Tuesday 13 August 2013

The Bitter Pill for the U.S. Politics




The U.S. healthcare system facilities (hospitals, medical centers, etc.) are currently owned by anonymous private-equity groups and various entities from corporate financial industry.

The U.S. healthcare-industrial complex's operations and transactions (between medical centers, hospitals, pharmaceutical companies, medical devices and durable equipment manufacturers, insurance companies, and doctors) tend to be severely underregulated. That lack of the government regulation and control in in the U.S. health care industry is being maintained in the same way now as the lack of the government regulation and control has been in the financial and banking sector.

The culture of that lack of regulation and oversight, especially with regard to disproportionate pricing, outsize profits, and excessive compensation, is getting increasingly characteristic of the U.S. hospitals and medical centers just as in the financial sector.

Drugs and medical equipment producing companies, along with the major medical facilities (medical centers, hospitals, etc.), have been freely pursuing their policies of unrestrained prices and profits under the pretext that it is necessary to fund the risk taking of research and development. Because of heavy lobbying, Congress prohibits the Centers for Medicare and Medicaid Services (CMS) of the Department of Health and Human Services from negotiating prices with drug makers, medical devices and durable medical equipment manufacturers. It also prevents any legislative measures, which could be construed as mandates for practice guidelines, coverage recommendations, payment, or policy recommendations.

The unrestricted freedom of the financial capital in the U.S. has been turning the nation's healthcare system into another economic estate of transnational financial corporate oligarchy with serious political consequences for the United States of America.

The financial sector, which is intrinsically international in nature, has been tightening its grip on the U.S. healthcare-industrial complex, using it as another avenue of political influence on the U.S. domestic policies and more. Hospitals are increasingly consolidating by buying doctors' practices and competing hospitals. Their position is usually solidified as that of community's most important charitable institution, and their influential stakeholders determine economic policies of medical equipment manufacturers, drug companies, doctors, and rank-and-file employees. As a result, hospitals have already become the most politically powerful institution in any congressional district...

The culture of that lack of regulation and oversight, especially with regard to disproportionate pricing, outsize profits, and excessive compensation, is getting increasingly characteristic of the U.S. hospitals and medical centers just as in the financial sector.
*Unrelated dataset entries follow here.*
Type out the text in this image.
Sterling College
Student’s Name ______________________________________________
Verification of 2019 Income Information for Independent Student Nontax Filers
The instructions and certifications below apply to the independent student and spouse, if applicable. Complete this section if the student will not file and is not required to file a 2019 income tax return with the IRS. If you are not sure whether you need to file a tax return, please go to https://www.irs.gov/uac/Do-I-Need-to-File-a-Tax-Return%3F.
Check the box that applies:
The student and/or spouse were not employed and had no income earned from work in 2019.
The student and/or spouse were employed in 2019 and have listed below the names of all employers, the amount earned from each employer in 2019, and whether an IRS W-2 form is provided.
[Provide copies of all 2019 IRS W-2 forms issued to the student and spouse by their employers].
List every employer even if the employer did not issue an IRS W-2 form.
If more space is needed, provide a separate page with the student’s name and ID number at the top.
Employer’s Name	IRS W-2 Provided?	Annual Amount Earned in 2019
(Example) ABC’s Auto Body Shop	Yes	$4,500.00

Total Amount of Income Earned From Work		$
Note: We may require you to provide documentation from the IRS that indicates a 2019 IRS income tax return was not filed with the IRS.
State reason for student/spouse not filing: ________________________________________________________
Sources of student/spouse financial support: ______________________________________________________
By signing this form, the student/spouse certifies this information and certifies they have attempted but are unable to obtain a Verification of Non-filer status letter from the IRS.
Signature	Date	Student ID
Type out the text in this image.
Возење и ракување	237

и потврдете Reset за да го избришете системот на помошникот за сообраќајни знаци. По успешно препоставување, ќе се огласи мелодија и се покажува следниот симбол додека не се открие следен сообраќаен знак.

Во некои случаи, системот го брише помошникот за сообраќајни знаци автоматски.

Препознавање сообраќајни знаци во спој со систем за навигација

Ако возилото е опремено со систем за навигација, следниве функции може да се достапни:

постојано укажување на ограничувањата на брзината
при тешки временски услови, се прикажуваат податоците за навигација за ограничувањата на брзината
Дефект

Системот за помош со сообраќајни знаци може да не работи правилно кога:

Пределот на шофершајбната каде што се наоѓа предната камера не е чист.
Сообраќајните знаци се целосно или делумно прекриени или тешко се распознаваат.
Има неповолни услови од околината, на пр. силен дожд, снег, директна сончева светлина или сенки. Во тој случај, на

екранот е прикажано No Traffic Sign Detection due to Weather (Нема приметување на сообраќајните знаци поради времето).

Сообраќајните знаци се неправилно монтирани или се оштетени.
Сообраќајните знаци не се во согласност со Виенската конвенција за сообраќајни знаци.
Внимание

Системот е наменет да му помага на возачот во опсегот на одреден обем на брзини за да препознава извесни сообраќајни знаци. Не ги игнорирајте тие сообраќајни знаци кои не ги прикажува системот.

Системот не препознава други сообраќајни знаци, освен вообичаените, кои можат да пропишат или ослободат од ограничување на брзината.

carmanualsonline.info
Drugs and medical equipment producing companies, along with the major medical facilities (medical centers, hospitals, etc.), have been freely pursuing their policies of unrestrained prices and profits under the pretext that it is necessary to fund the risk taking of research and development. Because of heavy lobbying, Congress prohibits the Centers for Medicare and Medicaid Services (CMS) of the Department of Health and Human Services from negotiating prices with drug makers, medical devices and durable medical equipment manufacturers. It also prevents any legislative measures, which could be construed as mandates for practice guidelines, coverage recommendations, payment, or policy recommendations.

The unrestricted freedom of the financial capital in the U.S. has been turning the nation's healthcare system into another economic estate of transnational financial corporate oligarchy with serious political consequences for the United States of America.
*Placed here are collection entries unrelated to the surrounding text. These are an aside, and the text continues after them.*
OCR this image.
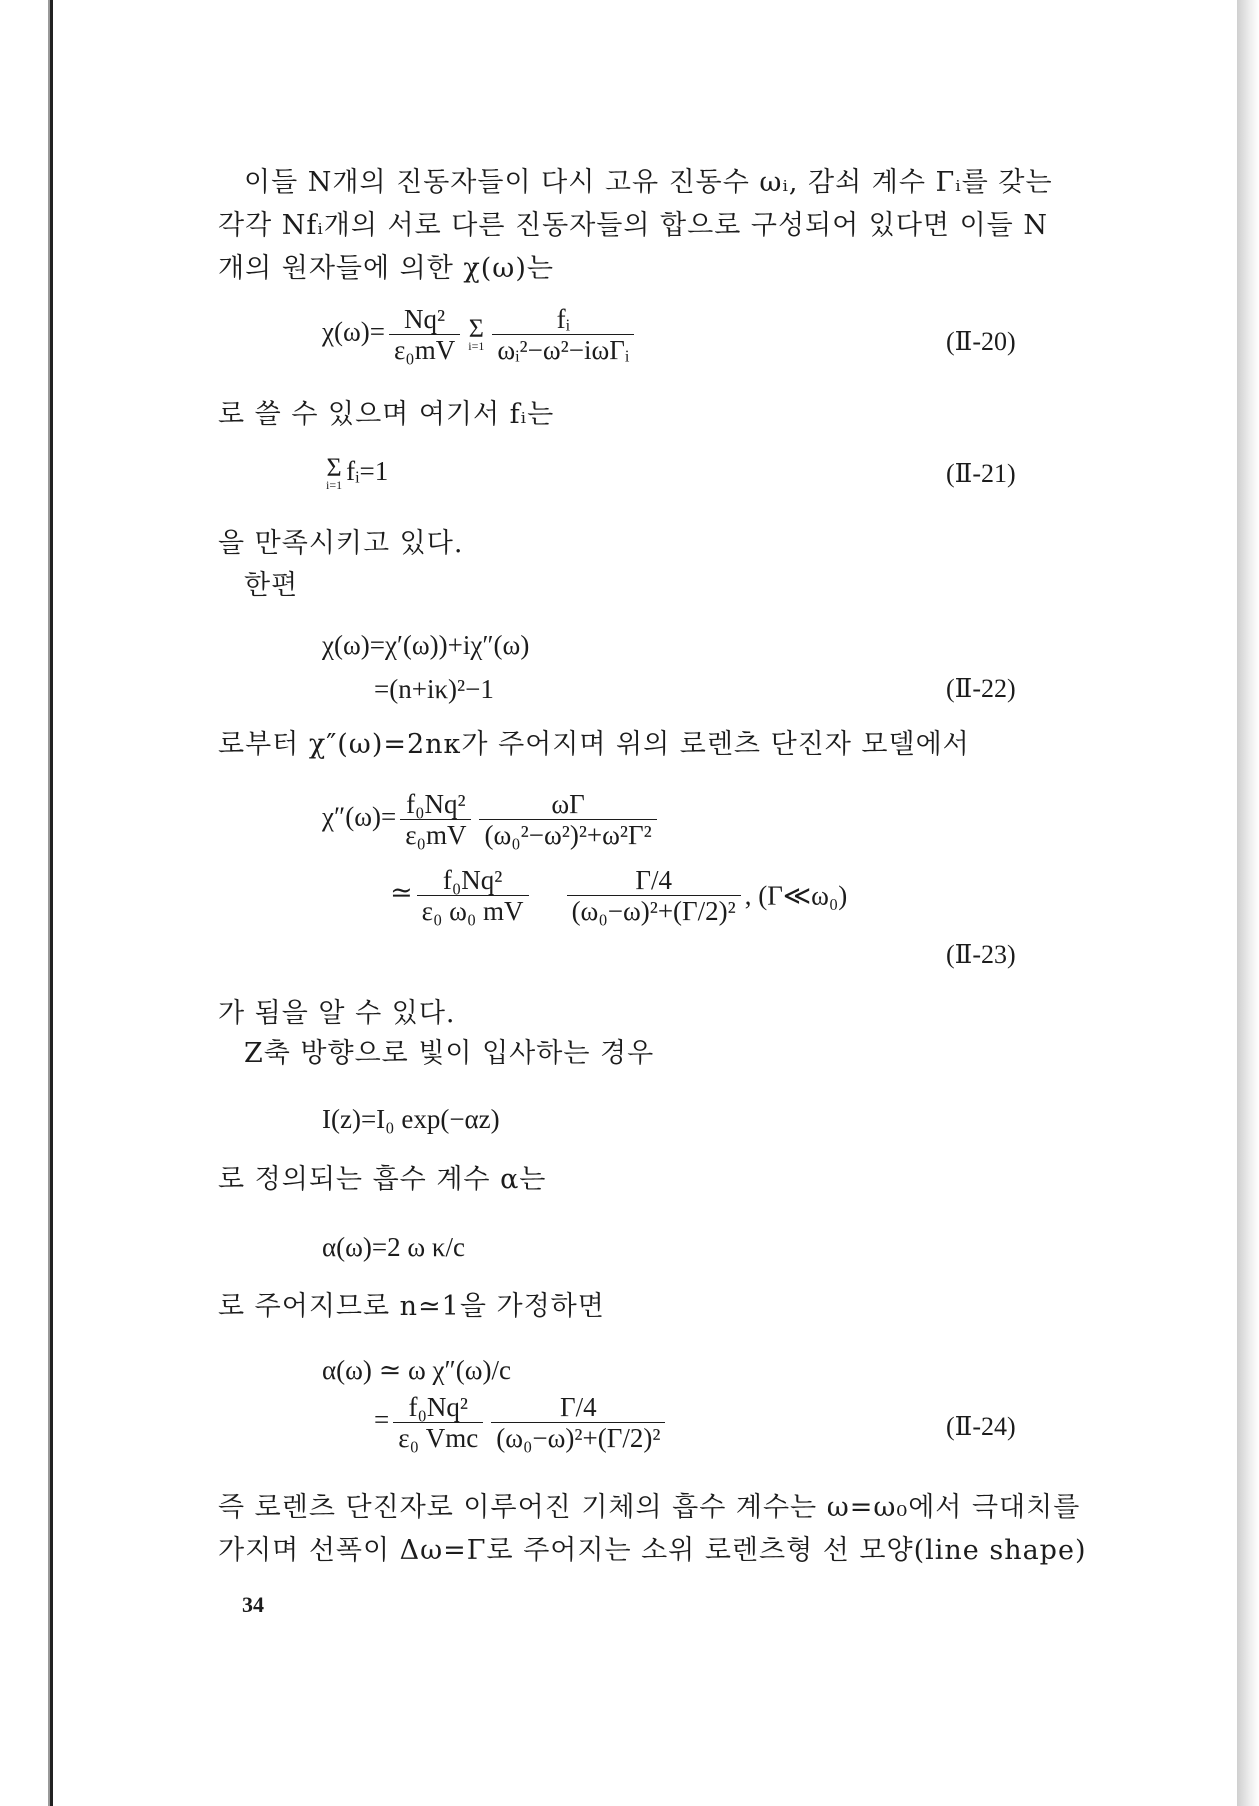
이들 N개의 진동자들이 다시 고유 진동수 ωᵢ, 감쇠 계수 Γᵢ를 갖는
각각 Nfᵢ개의 서로 다른 진동자들의 합으로 구성되어 있다면 이들 N
개의 원자들에 의한 χ(ω)는
$\chi(\omega)= \frac{\text{Nq²}}{\text{ε₀mV}}$ Σ
$i=1 \frac{\text{fᵢ}}{\text{ωᵢ²−ω²−iωΓᵢ}}$	(Ⅱ-20)
로 쓸 수 있으며 여기서 fᵢ는
Σ
i=1 fᵢ=1	(Ⅱ-21)
을 만족시키고 있다.
한편
χ(ω)=χ′(ω))+iχ″(ω)
=(n+iκ)²−1	(Ⅱ-22)
로부터 χ″(ω)=2nκ가 주어지며 위의 로렌츠 단진자 모델에서
$\chi''(\omega)= \frac{\text{f₀Nq²}}{\text{ε₀mV}} \frac{\omega\Gamma}{\text{(ω₀²−ω²)²+ω²Γ²}}$
≃ $\frac{\text{f₀Nq²}}{\text{ε₀ ω₀ mV}} \frac{\Gamma/4}{\text{(ω₀−ω)²+(Γ/2)²}}$ , (Γ≪ω₀)
(Ⅱ-23)
가 됨을 알 수 있다.
Z축 방향으로 빛이 입사하는 경우
I(z)=I₀ exp(−αz)
로 정의되는 흡수 계수 α는
α(ω)=2 ω κ/c
로 주어지므로 n≃1을 가정하면
α(ω) ≃ ω χ″(ω)/c
= $\frac{\text{f₀Nq²}}{\text{ε₀ Vmc}} \frac{\Gamma/4}{\text{(ω₀−ω)²+(Γ/2)²}}$	(Ⅱ-24)
즉 로렌츠 단진자로 이루어진 기체의 흡수 계수는 ω=ω₀에서 극대치를
가지며 선폭이 Δω=Γ로 주어지는 소위 로렌츠형 선 모양(line shape)
34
The financial sector, which is intrinsically international in nature, has been tightening its grip on the U.S. healthcare-industrial complex, using it as another avenue of political influence on the U.S. domestic policies and more. Hospitals are increasingly consolidating by buying doctors' practices and competing hospitals. Their position is usually solidified as that of community's most important charitable institution, and their influential stakeholders determine economic policies of medical equipment manufacturers, drug companies, doctors, and rank-and-file employees. As a result, hospitals have already become the most politically powerful institution in any congressional district...

John Oliver, who is a British national, has finally admitted that, despite the fact that he likes living and working in NYC, if he got ill, he would rather fly back to the U.K. for treatment than seek medical aid in the U.S.

That was an unexpected remark but not entirely unusual for the British comedian, resident in New York, NY. American financial oligarchy, which undoubtedly is tied to the British corporate finances, currently have stakes in the U.S. healthcare system. British financiers certainly have an increasingly greater say in the U.S. healthcare system development. That is not a purely business domain for the British financiers. The U.S. healthcare system is being used as another way to influence American domestic politics through exercising complete command and control of the most powerful political institution in congressional districts today, i.e. hospitals!

Politicians like Rand Paul work hard to make sure that the culture of lack of regulation and oversight, prevalent in the banking industry and financial sector now, would be firmly established in the U.S. healthcare system as well. In the long run, that would enable the foreign corporate stakeholders, including those in the U.K., control the political processes inside the U.S. That is more in the interest of the U.K. than it is in the interest of the U.S. corporate entities, let alone the ordinary Americans.

That is why any British national, who can think, would rather support politicians like Rand Paul, who ultimately play into the hands of foreign (i.e. British) corporate interest groups, than advocate any more public-oriented healthcare system reform in the U.S. The situation is similar to that in the financial and banking sector, which the U.S. healthcare system has already become another political and economic fiefdom of.